TEMOIGNAGE. En situation de handicap, elle doit quand même se déplacer pour obtenir sa carte d’identité biométrique

Depuis la mise en service de la nouvelle carte d'identité biométrique en août dernier, la démarche pour faire renouveler ses papiers est devenue très compliquée pour les personnes en situation de handicap. Il faut désormais se déplacer obligatoirement en mairie, une étape nécessaire mais douloureuse pour Valérie Gisclard, atteinte d'une maladie génétique.

Enfin, Valérie Gisclard a pu récupérer son "précieux sésame". Atteinte du syndrome d’Elhers-Danlos, une maladie génétique qui perturbe la mobilité, elle vit d’ordinaire couchée chez elle. La démarche pour obtenir une nouvelle carte d’identité a donc été particulièrement compliquée. Et douloureuse.

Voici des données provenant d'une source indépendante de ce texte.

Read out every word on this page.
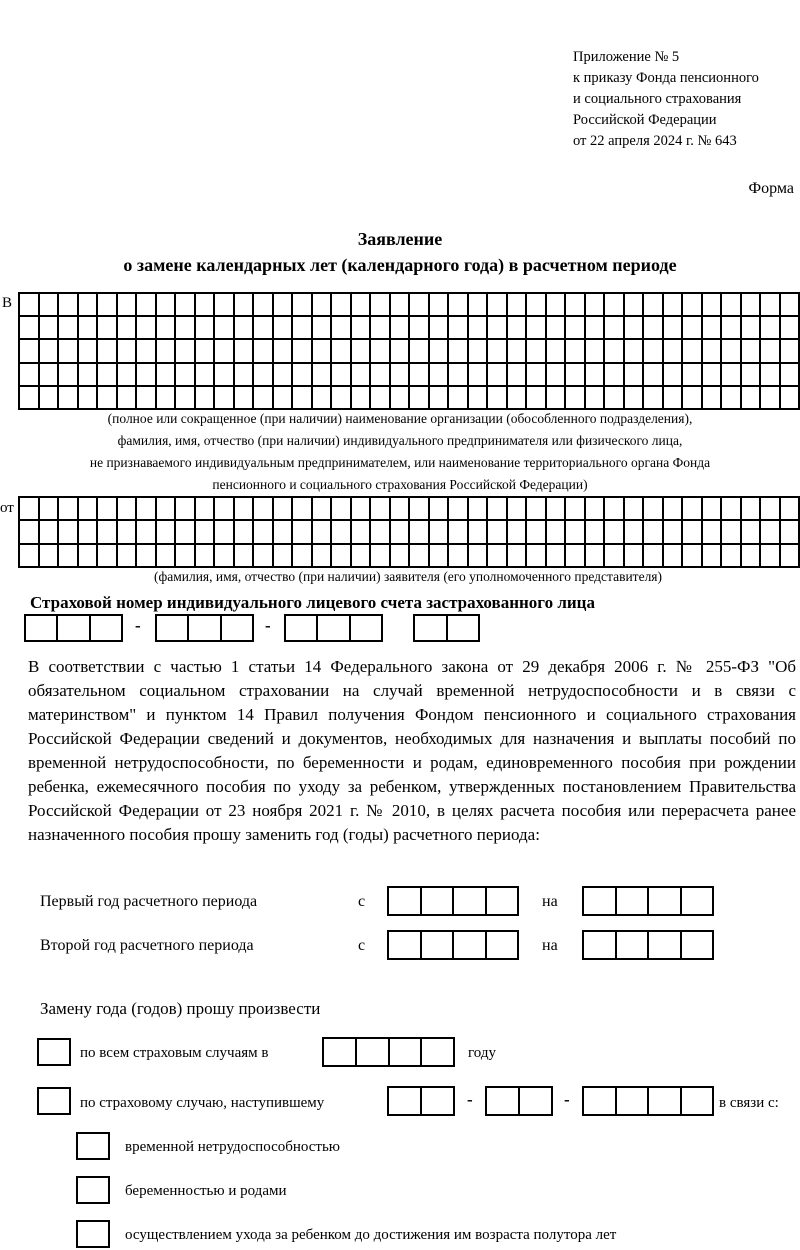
Приложение № 5
к приказу Фонда пенсионного
и социального страхования
Российской Федерации
от 22 апреля 2024 г. № 643
Форма
Заявление
о замене календарных лет (календарного года) в расчетном периоде
В
(полное или сокращенное (при наличии) наименование организации (обособленного подразделения),
фамилия, имя, отчество (при наличии) индивидуального предпринимателя или физического лица,
не признаваемого индивидуальным предпринимателем, или наименование территориального органа Фонда
пенсионного и социального страхования Российской Федерации)
от
(фамилия, имя, отчество (при наличии) заявителя (его уполномоченного представителя)
Страховой номер индивидуального лицевого счета застрахованного лица
-	-
В соответствии с частью 1 статьи 14 Федерального закона от 29 декабря 2006 г. № 255-ФЗ "Об обязательном социальном страховании на случай временной нетрудоспособности и в связи с материнством" и пунктом 14 Правил получения Фондом пенсионного и социального страхования Российской Федерации сведений и документов, необходимых для назначения и выплаты пособий по временной нетрудоспособности, по беременности и родам, единовременного пособия при рождении ребенка, ежемесячного пособия по уходу за ребенком, утвержденных постановлением Правительства Российской Федерации от 23 ноября 2021 г. № 2010, в целях расчета пособия или перерасчета ранее назначенного пособия прошу заменить год (годы) расчетного периода:
Первый год расчетного периода	с	на
Второй год расчетного периода	с	на
Замену года (годов) прошу произвести
по всем страховым случаям в	году
по страховому случаю, наступившему	-	-	в связи с:
временной нетрудоспособностью
беременностью и родами
осуществлением ухода за ребенком до достижения им возраста полутора лет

"Le fait de m’assoir va me faire bouger les hanches et le bassin, ça va presque me paralyser en fait, je souffre, détaille-t-elle. Donc à chaque fois que je me lève et je m’assois c’est compliqué. Et je souffre énormément." 

Deux déplacements en mairie

Pourtant, il lui a fallu quitter deux fois son domicile et se déplacer jusqu’à la mairie de sa commune, Pollestres, dans les Pyrénées-Orientales, pour obtenir sa nouvelle pièce d’identité. La première fois pour remplir des papiers, et la deuxième pour la récupérer.

Une contrainte justifiée par le haut niveau de sécurité de ce nouveau document biométrique, entré en vigueur en août dernier. Il faut en effet prendre les empreintes digitales du titulaire, à l'aide d'une machine installée dans les mairies.

"Moi j’ai pu venir aujourd’hui car mon aidant est là, explique ce jour-là Valérie Gisclard, sa nouvelle carte d’identité entre les mains. Mais je pense à ceux qui n’ont pas le luxe de pouvoir se déplacer."

Il faut penser à ceux qui ne peuvent pas se déplacer, quel que soit leur âge ou leur dépendance. Il va falloir trouver un moyen de venir à leur domicile car il faut que ces personnes-là ne restent pas sans identité.

Valérie Gisclard

L'Etat interpellé pour trouver une solution

Le maire de Pollestres, Jean-Charles Moriconi, venu la saluer à la mairie, acquiesce en écoutant ces mots. "Le rôle d’un maire c’est aussi d’être un lanceur d’alerte. Donc je veux être un lanceur d’alerte sur ce sujet" annonce-t-il.

L’édile et son administrée en appellent à l’Etat pour mettre en place les moyens d’aider les personnes en situation de handicap à renouveler leurs documents d’identité. "Nous accomplissons un service décentralisé de la préfecture" en délivrant passeports et cartes d’identité, justifie Jean-Charles Moriconi.

Valérie Gisclard espère que leur appel sera entendu, et que dans dix ans, quand elle devra refaire sa carte d'identité, elle n'aura plus à se déplacer.